A mound of refuse or the sweepings of a street,Old kettles, old bottles, and a broken can,Old iron, old bones, old rags, that raving slutWho keeps the till.

This “foul rag and bone shop of the heart” is the only source available to the poet for the creation of new poems.

Forms and Devices

The six stanzas of “The Circus Animals’ Desertion” are written in iambic pentameter with a regular rhyme scheme: abababcc. Though Yeats wrote occasionally in blank verse (most often in his plays), his poetry usually works with traditional rhyme and meter. Within the tradition, however, Yeats felt free to experiment. He uses half-rhyme from time to time in the poem (“vain” and “man,” “enough” and “love”); the occasional use of imperfect rhymes keeps the rhyme scheme from becoming insistent.

There are also variations from the iambic meter. For example, line 8, “Lion and woman and the Lord knows what,” ends with three accented syllables following three unaccented syllables. The phrase “the Lord knows what” is thus emphasized, underlining the speaker’s frustration. Further, the emphasis of this colloquial phrase helps to create a less formal tone for the poem.
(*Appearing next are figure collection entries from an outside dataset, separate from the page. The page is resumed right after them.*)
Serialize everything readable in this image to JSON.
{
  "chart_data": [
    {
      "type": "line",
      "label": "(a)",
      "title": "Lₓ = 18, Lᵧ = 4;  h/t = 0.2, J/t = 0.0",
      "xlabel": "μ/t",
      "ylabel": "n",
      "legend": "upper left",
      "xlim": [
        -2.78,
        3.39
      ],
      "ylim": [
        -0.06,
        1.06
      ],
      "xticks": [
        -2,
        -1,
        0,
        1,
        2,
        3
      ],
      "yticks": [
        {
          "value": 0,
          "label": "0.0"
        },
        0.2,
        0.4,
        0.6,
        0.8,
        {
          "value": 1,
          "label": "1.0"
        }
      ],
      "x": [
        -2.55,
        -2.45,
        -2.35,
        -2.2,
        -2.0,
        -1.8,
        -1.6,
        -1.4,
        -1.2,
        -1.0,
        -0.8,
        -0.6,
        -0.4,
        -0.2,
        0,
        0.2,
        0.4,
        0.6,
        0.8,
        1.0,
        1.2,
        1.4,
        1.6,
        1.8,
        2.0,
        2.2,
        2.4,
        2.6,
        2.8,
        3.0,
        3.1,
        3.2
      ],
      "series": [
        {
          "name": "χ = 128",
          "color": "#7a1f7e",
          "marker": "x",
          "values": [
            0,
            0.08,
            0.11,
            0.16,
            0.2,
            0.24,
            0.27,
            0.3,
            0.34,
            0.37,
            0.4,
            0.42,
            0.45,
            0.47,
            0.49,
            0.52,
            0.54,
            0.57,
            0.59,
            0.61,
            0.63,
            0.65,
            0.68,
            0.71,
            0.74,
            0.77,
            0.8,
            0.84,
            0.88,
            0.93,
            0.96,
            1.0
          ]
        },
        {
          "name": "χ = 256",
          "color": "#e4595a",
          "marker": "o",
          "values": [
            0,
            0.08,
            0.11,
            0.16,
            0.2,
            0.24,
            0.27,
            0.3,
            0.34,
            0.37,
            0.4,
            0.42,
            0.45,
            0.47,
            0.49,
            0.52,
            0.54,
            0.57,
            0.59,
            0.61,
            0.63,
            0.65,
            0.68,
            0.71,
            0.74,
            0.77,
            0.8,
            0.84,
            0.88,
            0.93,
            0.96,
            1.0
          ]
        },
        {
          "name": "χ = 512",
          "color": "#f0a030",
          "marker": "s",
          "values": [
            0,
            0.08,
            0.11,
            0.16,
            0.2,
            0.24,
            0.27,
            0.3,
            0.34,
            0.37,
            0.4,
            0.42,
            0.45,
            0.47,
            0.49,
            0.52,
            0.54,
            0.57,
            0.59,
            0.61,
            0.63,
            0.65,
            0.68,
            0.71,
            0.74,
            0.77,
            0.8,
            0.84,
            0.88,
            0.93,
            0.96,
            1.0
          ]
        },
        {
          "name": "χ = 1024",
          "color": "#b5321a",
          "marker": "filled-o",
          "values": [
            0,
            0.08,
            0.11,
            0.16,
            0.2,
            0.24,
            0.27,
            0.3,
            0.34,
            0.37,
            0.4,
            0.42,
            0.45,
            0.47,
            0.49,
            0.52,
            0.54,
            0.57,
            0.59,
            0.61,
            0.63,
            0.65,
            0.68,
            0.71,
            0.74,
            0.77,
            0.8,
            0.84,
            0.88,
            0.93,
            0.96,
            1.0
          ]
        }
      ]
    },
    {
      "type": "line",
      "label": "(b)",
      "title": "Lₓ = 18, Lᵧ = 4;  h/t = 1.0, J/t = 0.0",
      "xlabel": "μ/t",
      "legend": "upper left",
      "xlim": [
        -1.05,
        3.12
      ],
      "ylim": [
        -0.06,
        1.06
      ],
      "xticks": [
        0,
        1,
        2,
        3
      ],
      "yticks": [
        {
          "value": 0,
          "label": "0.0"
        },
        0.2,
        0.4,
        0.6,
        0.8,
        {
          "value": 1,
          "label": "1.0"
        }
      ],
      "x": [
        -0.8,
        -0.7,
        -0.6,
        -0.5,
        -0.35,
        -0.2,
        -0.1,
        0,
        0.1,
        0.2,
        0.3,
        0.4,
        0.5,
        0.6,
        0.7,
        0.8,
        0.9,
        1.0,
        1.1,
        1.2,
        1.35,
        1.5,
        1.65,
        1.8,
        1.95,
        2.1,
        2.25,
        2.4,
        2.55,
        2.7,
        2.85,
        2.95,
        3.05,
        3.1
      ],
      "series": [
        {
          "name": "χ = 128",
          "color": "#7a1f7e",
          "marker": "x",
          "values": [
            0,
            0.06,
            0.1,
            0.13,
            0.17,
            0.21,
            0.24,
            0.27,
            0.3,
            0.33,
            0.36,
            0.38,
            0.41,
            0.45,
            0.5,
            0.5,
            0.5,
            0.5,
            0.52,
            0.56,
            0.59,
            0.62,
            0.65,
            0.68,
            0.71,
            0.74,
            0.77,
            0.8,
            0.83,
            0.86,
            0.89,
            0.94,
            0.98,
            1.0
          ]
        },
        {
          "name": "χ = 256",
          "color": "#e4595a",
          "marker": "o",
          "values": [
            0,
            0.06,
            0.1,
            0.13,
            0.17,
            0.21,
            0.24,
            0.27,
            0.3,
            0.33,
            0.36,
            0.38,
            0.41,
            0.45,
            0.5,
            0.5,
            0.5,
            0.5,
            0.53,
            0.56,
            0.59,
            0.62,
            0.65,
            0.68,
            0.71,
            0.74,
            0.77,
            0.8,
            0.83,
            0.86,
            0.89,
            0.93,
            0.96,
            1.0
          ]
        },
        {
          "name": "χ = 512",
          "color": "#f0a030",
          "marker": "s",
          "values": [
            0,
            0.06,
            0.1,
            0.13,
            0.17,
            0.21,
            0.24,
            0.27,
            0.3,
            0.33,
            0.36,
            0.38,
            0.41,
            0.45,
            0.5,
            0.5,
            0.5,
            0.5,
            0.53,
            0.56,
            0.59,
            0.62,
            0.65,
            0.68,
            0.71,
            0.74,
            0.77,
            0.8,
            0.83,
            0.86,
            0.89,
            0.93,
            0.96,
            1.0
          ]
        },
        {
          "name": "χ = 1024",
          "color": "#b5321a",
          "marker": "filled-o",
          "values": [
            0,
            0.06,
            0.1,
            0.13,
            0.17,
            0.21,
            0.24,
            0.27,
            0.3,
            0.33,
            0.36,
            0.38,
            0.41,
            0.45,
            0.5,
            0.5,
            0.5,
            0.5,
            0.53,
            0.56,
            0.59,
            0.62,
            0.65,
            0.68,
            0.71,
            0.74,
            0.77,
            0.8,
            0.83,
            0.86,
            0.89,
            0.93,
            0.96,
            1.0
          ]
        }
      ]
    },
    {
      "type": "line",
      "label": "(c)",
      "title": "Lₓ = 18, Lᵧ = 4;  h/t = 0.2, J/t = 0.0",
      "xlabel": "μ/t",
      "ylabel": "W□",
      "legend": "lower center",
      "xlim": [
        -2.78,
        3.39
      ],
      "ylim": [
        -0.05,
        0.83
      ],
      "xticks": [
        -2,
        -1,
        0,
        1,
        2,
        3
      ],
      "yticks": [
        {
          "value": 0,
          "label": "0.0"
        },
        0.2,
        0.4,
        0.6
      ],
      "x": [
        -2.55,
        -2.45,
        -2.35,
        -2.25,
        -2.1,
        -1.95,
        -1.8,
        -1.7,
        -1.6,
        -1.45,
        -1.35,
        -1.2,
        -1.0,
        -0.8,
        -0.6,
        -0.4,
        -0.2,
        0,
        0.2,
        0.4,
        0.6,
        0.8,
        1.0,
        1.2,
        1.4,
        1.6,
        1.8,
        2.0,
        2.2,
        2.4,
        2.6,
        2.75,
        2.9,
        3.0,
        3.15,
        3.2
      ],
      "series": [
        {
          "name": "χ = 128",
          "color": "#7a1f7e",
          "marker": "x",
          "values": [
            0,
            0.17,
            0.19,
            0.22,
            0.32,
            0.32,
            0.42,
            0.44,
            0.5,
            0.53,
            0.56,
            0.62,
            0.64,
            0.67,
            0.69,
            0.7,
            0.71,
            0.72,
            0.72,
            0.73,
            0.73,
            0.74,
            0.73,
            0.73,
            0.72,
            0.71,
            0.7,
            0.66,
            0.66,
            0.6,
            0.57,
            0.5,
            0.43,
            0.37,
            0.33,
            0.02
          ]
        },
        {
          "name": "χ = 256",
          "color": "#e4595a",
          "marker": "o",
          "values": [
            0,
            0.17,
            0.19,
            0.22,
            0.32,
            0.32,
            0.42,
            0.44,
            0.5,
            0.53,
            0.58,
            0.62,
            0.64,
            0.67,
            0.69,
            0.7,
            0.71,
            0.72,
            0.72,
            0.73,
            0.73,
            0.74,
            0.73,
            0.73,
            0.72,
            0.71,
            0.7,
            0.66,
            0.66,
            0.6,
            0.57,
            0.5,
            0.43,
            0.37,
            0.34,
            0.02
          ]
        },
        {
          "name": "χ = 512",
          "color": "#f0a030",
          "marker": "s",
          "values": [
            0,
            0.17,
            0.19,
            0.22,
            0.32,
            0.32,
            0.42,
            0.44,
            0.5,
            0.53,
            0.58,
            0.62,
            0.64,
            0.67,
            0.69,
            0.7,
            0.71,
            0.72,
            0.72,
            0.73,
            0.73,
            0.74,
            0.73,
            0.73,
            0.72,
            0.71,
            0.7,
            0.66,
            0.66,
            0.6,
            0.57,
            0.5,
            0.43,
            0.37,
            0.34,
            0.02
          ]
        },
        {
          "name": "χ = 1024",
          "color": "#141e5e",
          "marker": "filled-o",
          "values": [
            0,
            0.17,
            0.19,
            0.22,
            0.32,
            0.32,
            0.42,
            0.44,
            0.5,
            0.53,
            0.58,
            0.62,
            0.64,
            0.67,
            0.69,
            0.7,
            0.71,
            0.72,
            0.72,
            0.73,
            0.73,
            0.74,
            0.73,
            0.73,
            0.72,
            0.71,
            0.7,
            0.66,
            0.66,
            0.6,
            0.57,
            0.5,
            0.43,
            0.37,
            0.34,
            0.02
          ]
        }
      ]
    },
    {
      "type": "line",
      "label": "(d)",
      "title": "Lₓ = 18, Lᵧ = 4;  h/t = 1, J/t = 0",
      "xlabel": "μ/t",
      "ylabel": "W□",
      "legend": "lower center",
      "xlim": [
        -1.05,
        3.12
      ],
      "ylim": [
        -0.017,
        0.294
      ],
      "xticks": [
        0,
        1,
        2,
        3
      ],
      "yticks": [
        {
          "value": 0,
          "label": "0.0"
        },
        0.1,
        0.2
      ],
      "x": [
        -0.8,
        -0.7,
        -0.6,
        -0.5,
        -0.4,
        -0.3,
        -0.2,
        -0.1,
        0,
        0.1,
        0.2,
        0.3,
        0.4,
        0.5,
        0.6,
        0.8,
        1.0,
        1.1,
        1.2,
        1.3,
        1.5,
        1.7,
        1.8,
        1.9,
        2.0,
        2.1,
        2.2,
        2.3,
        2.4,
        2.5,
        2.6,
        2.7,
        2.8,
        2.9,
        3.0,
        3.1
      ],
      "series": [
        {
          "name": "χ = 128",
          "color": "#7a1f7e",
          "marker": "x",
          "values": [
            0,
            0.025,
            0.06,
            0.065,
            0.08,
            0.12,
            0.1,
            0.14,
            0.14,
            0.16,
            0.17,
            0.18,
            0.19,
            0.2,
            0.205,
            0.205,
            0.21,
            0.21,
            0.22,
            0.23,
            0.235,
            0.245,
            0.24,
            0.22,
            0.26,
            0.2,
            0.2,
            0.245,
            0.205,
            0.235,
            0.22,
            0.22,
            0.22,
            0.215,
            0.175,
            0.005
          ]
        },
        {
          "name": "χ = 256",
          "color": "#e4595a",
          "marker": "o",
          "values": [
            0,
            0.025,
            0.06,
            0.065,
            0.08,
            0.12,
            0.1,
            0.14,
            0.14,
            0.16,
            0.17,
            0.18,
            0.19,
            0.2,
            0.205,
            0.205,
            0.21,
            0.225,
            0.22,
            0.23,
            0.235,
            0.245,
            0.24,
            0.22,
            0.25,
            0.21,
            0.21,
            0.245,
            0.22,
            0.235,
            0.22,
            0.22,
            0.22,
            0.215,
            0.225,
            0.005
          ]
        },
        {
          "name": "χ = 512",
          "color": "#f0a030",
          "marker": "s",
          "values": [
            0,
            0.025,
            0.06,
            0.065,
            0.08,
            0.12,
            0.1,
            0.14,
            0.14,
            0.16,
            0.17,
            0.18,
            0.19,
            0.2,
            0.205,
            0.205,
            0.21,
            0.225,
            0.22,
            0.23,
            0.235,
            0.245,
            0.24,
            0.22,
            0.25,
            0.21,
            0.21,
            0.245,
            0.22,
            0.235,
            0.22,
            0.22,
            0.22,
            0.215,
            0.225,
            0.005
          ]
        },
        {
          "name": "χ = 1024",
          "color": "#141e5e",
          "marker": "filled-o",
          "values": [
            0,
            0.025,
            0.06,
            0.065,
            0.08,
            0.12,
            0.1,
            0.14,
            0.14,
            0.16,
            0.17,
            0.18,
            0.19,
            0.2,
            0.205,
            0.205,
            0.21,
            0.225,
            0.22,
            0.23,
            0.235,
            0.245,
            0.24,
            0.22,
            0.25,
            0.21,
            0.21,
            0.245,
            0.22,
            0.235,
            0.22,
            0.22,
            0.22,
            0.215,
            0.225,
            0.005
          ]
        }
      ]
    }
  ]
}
Yeats’s division of the poem into three parts provides a clear rhetorical structure. Part 1 presents the problem, part 2 examines it via specific examples, and part 3 reaches a conclusion. The conclusion—that poetic inspiration begins in the sordid chaos of the heart—is predicted from the beginning: In part 1, he suspects that “I must be satisfied with my heart.” References to the heart continue through the second part, and the poem concludes with a resounding final image of the “foul rag and bone shop of the heart.”

The image of the heart is such a conventional poetic symbol that readers may be tempted to ignore its significance here. In “The Circus Animals’ Desertion,” Yeats does not use the heart to symbolize romantic love. Rather, “heart” here refers to the wide and confusing range of human emotions. It is clearly distinguished from thought, themes, and art. That distinction between the feelings and the art is central to the theme of the poem.

An unusual device that Yeats uses in the poem is the reference to his own earlier works. While poets regularly use allusions to other famous works of literature, they do not as often allude to their own works. There may even seem to be arrogance in the assumption that readers will have read The Wanderings of Oisin or recognize the sphinx image from “The Second Coming.” On the other hand, it seems not only appropriate but also right for an introspective poem which reflects on a lifetime of poetic work to include details of that work.